Zum Abschluss widmete sich Haktanir dem Entscheid des BVGer vom 29. Januar 2024, B-4408/2022, Longines (fig.)/Losengs (fig.). Fraglich war, ob eine Verwechslungsgefahr besteht. Das Gericht erkannte betreffend die massgeblichen Verkehrskreise, dass der Endabnehmer von Uhren über eine «etwas erhöhte Aufmerksamkeit» verfüge. Für Fachkreise gelte eine erhöhte Aufmerksamkeit. Vorliegend bestehe zwischen den beiden Zeichen Warenidentität.

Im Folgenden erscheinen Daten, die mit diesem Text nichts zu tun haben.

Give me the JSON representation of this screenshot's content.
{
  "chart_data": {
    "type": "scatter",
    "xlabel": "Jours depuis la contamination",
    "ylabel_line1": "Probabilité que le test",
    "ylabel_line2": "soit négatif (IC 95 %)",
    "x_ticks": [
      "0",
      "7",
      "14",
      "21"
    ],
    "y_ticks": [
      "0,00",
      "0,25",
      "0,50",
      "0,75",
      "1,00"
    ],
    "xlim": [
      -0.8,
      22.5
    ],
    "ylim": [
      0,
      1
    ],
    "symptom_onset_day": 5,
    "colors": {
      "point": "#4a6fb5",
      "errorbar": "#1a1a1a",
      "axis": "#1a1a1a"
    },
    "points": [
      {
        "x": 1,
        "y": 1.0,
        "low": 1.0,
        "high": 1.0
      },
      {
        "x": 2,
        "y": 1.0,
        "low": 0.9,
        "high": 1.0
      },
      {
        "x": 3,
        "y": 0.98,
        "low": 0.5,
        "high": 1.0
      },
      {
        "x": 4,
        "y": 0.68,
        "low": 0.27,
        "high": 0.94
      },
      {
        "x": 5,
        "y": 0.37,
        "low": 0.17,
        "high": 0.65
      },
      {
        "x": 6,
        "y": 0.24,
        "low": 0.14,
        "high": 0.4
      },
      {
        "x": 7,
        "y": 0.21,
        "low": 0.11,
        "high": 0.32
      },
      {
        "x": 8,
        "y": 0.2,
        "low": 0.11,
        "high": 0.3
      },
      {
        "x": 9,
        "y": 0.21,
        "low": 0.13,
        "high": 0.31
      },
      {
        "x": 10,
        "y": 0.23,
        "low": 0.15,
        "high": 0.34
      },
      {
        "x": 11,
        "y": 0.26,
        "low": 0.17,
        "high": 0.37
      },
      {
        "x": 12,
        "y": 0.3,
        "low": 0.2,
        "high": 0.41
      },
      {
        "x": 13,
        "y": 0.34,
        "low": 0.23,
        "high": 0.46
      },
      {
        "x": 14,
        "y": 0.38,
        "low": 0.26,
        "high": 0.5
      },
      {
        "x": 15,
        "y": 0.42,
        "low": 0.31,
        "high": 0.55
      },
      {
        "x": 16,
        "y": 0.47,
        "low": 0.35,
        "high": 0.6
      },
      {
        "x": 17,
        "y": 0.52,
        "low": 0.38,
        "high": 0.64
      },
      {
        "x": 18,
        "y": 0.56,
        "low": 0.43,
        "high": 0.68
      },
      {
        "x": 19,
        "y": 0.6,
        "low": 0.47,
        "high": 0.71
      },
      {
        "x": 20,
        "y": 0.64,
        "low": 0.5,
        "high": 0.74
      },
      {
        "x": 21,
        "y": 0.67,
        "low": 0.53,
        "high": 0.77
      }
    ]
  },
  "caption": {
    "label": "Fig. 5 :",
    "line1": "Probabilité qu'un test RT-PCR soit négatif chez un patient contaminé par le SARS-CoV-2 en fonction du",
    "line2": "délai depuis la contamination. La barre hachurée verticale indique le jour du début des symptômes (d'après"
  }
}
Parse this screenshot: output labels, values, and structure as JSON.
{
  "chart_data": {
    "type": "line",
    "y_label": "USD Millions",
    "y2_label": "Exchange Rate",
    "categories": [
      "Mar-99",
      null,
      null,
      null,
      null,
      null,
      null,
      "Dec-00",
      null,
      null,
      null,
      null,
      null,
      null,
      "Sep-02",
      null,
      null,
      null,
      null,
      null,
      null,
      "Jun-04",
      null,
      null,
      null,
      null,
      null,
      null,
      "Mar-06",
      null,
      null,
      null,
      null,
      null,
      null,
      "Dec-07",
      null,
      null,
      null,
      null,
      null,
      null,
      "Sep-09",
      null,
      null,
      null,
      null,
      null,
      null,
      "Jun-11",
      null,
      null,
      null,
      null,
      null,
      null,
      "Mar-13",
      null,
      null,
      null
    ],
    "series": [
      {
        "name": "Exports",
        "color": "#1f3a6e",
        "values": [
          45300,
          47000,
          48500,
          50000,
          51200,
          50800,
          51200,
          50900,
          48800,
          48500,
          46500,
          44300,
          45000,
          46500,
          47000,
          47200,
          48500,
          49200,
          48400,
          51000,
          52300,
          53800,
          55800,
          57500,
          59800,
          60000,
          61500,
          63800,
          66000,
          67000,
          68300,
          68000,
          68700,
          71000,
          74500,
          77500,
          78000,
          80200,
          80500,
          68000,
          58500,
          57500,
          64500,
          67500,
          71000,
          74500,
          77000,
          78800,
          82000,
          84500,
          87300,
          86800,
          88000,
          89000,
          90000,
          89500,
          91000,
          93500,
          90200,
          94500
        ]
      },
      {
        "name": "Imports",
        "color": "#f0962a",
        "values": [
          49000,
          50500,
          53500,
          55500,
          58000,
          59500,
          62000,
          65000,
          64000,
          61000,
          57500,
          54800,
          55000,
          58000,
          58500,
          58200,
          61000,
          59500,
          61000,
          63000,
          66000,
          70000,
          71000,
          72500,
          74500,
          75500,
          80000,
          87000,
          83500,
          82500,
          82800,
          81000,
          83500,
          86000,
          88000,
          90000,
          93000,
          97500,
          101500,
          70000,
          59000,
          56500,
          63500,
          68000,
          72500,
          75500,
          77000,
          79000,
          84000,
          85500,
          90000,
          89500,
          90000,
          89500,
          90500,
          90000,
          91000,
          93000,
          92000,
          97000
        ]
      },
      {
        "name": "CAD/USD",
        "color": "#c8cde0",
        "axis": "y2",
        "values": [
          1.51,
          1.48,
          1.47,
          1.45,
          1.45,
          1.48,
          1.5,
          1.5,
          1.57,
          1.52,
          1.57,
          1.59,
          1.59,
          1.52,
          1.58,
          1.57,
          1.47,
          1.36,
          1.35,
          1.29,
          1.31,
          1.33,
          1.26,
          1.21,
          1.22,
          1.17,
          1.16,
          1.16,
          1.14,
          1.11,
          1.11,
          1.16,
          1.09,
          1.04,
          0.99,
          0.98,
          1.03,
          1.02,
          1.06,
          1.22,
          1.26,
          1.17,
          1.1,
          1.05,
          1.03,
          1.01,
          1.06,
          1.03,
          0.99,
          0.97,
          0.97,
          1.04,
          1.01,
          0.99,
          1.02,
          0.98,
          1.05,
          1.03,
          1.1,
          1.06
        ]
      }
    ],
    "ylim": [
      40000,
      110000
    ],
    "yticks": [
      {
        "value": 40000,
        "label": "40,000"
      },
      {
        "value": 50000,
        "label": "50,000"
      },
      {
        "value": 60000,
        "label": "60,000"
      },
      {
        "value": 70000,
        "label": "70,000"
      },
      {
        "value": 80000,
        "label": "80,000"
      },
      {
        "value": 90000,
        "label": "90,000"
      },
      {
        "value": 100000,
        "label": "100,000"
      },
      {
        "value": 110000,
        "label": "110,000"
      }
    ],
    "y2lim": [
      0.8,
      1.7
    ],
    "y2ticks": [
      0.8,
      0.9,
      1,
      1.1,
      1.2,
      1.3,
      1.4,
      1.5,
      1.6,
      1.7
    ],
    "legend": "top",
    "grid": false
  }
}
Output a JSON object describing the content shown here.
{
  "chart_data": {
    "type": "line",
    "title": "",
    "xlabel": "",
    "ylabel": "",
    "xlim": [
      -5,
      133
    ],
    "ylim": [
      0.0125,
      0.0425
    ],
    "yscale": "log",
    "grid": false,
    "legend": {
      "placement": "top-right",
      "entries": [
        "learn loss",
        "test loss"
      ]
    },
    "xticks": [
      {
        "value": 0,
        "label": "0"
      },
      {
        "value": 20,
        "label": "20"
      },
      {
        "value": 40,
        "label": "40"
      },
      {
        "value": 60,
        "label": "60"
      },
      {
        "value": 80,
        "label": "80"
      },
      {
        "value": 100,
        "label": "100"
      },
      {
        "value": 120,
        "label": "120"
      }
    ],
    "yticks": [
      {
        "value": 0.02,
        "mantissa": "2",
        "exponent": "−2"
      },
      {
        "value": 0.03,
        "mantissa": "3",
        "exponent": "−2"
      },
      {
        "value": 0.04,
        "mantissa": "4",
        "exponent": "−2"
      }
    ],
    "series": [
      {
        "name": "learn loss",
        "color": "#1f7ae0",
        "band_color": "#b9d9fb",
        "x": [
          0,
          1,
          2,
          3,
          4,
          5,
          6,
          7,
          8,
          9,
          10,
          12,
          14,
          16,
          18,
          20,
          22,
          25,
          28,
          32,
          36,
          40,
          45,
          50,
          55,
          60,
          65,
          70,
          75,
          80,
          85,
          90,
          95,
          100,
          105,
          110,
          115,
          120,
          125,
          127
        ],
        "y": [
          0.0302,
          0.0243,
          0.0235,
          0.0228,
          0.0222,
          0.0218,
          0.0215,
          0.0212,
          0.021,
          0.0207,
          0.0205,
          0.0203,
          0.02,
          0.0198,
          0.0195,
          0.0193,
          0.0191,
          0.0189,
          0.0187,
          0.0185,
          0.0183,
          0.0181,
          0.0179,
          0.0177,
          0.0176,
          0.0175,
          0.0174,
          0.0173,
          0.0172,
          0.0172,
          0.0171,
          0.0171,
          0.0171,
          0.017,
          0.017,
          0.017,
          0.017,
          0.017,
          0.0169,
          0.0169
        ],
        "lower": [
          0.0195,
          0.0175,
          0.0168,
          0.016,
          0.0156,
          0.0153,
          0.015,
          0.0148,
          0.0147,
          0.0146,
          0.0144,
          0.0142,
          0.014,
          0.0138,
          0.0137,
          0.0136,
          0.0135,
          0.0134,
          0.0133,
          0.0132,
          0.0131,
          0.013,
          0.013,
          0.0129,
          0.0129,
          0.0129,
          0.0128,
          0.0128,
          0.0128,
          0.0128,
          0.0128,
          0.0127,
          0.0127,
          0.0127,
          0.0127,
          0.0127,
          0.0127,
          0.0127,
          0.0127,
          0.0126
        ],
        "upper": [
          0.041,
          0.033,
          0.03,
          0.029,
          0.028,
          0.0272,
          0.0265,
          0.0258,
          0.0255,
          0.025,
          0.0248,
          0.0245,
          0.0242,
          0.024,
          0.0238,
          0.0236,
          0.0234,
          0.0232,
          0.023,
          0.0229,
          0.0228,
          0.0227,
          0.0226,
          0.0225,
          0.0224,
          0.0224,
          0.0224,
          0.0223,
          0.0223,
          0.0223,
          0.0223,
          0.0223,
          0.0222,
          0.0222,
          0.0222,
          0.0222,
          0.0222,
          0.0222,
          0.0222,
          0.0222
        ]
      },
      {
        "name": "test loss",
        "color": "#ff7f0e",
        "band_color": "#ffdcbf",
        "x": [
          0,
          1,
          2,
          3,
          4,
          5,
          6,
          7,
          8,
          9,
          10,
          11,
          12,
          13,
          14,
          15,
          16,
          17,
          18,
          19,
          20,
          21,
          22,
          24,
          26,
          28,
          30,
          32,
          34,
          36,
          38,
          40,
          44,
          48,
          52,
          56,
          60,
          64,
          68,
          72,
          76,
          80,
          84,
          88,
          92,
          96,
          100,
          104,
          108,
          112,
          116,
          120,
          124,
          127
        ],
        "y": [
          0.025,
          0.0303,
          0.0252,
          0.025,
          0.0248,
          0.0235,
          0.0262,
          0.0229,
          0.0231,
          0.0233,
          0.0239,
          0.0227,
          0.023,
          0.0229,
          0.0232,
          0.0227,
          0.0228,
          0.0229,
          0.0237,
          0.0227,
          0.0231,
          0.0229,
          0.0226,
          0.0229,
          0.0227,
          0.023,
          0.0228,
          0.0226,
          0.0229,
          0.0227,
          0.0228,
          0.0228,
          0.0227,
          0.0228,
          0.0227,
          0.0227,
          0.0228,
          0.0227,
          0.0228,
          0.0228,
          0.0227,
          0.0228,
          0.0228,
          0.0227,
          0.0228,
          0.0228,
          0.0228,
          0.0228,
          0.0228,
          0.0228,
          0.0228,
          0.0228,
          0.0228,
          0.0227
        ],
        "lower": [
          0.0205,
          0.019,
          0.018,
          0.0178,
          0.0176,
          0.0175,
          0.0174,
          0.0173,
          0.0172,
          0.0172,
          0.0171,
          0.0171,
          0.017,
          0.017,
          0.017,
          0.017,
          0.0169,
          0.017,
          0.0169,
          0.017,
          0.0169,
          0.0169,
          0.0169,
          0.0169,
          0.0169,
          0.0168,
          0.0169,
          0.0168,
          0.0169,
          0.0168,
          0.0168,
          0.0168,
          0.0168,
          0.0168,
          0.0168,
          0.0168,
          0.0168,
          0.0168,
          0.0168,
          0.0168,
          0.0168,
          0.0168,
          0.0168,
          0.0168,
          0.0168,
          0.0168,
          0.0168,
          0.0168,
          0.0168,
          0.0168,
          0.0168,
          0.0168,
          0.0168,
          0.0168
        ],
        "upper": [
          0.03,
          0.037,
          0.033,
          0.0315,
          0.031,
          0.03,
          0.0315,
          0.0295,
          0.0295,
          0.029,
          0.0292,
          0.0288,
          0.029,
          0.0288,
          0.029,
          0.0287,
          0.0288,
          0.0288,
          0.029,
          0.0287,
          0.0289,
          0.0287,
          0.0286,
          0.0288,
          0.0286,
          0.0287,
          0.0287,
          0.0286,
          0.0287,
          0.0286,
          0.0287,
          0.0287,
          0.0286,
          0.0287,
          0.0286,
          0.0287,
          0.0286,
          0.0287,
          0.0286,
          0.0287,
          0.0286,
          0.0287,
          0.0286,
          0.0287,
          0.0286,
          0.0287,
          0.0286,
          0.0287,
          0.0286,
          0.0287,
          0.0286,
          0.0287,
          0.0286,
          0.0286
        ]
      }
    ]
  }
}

Unter Berücksichtigung der Aufmerksamkeit der massgeblichen Verkehrskreise, der Warenidentität, der geringen visuellen Ähnlichkeit sowie der fehlenden klanglichen und sinngehaltlichen Übereinstimmung und in Würdigung der erhöhten Kennzeichnungskraft von «Longines (fig.)» kam das Gericht in der Gesamtbetrachtung zum Schluss, dass keine Verwechslungsgefahr bestehe.

Die folgende Diskussion schloss die Tagung ab. Die Folgeveranstaltung findet am gleichen Ort am 1. Juli 2025 statt.